Bento XVI nem teve os cem dias de "estado de graça" que se atribuem
aos presidentes profanos. Teve, sem dúvida, a graça divina, fina mas
pouco mundana. Contudo teve, ainda e sempre, a humildade de aprender
sob os olhares de todos.
Foram sete anos terríveis de pontificado. Nunca um Papa
teve, num certo sentido, tão pouco "sucesso". Passou de polémica em
polémica: crise com o Islão depois do seu discurso de Ratisbona, onde
evocou a violência religiosa; deformação das suas palavras sobre a Sida
durante a primeira viagem à África, que suscitou um protesto mundial;
vergonha sofrida pelo explodir da questão dos sacerdotes pedófilos, por
ele enfrentada; o caso Williamson, onde o seu gesto de generosidade em
relação aos quatro bispos ordenados por D. Lefebvre (o Papa revogou as
excomunhões) se transformou numa reprovação mundial contra Bento XVI,
porque não tinha sido informado sobre os discursos negacionistas da
Shoah feitos por um deles; incompreensões e dificuldades de pôr em ação
o seu desejo de transparência quanto às finanças do Vaticano; traição
de uma parte do seu grupo mais próximo no caso Vatileaks, com o seu
mordomo que subtraiu cartas confidenciais para as publicar...

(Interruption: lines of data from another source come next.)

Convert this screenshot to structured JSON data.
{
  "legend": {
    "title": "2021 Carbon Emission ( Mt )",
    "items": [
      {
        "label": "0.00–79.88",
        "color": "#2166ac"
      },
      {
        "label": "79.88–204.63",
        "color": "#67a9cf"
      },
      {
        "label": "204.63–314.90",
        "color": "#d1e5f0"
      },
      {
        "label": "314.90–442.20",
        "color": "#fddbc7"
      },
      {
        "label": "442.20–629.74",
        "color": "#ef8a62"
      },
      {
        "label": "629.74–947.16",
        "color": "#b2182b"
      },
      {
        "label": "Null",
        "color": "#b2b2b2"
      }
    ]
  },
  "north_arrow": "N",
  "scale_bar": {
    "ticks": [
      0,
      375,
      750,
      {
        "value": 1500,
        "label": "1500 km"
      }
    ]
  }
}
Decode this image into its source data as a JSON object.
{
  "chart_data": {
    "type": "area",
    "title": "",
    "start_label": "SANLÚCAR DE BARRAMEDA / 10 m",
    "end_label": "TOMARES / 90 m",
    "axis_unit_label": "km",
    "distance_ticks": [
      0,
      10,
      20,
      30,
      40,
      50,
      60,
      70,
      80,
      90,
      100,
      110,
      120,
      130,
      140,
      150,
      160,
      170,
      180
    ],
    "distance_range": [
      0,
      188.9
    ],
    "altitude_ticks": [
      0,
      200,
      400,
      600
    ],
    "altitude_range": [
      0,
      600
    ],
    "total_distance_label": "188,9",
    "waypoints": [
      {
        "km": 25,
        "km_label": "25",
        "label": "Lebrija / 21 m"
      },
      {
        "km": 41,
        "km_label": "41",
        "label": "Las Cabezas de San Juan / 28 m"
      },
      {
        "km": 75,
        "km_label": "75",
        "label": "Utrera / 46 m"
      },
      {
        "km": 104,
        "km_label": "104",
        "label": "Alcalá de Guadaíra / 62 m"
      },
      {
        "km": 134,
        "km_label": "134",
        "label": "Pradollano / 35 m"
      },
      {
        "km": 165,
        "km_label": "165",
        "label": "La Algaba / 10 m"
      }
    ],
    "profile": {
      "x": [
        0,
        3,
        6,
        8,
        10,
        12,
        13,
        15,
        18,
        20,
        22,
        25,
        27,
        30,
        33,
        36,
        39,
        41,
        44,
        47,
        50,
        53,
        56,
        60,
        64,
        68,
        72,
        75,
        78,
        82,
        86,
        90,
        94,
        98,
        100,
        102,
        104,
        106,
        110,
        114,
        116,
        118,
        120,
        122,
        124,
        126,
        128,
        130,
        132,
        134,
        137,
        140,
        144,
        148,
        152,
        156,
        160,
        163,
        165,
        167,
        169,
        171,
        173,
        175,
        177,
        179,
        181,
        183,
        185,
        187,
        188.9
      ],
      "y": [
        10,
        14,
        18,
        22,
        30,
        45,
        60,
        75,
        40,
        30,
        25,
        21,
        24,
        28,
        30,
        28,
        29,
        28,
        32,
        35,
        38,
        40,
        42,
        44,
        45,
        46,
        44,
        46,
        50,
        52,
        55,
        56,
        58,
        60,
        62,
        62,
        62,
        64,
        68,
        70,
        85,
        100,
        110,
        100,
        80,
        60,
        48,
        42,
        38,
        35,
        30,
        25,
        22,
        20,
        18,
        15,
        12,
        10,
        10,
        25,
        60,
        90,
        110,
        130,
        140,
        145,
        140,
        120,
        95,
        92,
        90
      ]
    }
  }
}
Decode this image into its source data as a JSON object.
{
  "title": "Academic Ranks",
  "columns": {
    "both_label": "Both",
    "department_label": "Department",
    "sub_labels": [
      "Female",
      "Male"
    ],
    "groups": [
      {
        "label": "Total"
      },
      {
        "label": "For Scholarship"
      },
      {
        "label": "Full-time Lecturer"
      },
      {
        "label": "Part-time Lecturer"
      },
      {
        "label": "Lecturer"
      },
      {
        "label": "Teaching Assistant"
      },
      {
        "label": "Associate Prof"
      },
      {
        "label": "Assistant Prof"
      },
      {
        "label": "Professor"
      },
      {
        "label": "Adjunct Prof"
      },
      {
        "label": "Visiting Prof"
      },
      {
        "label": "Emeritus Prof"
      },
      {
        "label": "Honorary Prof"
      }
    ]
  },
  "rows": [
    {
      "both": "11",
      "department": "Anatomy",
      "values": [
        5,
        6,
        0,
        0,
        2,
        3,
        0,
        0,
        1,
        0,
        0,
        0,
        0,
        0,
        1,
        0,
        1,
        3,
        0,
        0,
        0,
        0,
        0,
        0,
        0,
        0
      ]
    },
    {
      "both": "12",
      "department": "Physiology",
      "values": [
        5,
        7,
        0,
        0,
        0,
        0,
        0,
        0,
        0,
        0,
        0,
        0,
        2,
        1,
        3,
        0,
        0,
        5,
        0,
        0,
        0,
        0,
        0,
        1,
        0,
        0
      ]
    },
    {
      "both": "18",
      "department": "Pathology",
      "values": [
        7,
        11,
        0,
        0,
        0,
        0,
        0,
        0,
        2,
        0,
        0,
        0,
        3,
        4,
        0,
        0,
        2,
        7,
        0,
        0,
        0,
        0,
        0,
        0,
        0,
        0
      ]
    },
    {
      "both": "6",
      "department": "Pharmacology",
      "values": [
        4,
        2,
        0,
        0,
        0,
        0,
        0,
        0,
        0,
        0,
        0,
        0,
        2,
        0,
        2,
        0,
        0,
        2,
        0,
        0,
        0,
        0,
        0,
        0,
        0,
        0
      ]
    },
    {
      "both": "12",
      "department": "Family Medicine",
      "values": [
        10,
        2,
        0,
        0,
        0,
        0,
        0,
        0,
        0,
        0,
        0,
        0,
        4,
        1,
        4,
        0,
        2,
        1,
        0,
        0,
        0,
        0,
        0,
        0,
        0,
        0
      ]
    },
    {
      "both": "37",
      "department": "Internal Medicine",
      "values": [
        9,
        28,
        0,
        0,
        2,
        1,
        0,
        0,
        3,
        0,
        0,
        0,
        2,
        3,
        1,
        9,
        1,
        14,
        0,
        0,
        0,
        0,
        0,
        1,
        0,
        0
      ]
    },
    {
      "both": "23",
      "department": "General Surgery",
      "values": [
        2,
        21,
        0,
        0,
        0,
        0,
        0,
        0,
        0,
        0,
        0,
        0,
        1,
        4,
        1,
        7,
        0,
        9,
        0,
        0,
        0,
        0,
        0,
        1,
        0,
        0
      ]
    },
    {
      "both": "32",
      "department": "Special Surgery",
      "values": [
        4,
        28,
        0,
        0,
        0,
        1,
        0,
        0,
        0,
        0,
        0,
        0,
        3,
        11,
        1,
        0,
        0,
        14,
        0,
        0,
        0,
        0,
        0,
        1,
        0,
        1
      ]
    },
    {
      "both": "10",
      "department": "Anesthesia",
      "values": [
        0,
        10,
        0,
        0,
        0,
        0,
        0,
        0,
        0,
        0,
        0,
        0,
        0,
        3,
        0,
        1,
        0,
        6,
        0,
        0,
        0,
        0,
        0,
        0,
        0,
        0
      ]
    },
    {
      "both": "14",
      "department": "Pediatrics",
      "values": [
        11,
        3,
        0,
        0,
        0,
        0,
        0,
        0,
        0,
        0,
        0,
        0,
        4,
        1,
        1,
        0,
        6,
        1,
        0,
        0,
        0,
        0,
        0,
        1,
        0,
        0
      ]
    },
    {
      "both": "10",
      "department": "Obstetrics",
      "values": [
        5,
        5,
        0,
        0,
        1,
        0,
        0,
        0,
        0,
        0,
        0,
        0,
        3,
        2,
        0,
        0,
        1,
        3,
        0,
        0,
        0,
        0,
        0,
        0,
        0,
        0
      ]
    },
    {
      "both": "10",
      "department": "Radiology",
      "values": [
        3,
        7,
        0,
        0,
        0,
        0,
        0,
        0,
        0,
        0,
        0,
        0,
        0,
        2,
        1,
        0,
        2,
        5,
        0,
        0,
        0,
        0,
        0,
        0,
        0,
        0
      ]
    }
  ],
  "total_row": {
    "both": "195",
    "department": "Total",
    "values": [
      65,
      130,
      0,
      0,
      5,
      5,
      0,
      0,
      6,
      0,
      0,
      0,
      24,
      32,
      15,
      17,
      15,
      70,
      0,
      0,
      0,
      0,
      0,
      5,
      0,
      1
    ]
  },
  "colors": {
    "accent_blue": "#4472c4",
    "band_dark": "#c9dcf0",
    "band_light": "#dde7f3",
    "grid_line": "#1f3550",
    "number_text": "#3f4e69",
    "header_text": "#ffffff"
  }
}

Não teve nem sequer um ano de trégua. Nada lhe foi
poupado. Às violentas provações físicas do pontificado de João Paulo
II, ao atentado e ao mal de Parkinson, parecem corresponder as
provações morais de rara violência desta litania de contradições
sofrida por Bento XVI.
Ao renunciar, o Papa eclipsa-se. À própria imagem do seu pontificado. Mas só Deus conhece o poder e a fecundidade da humildade.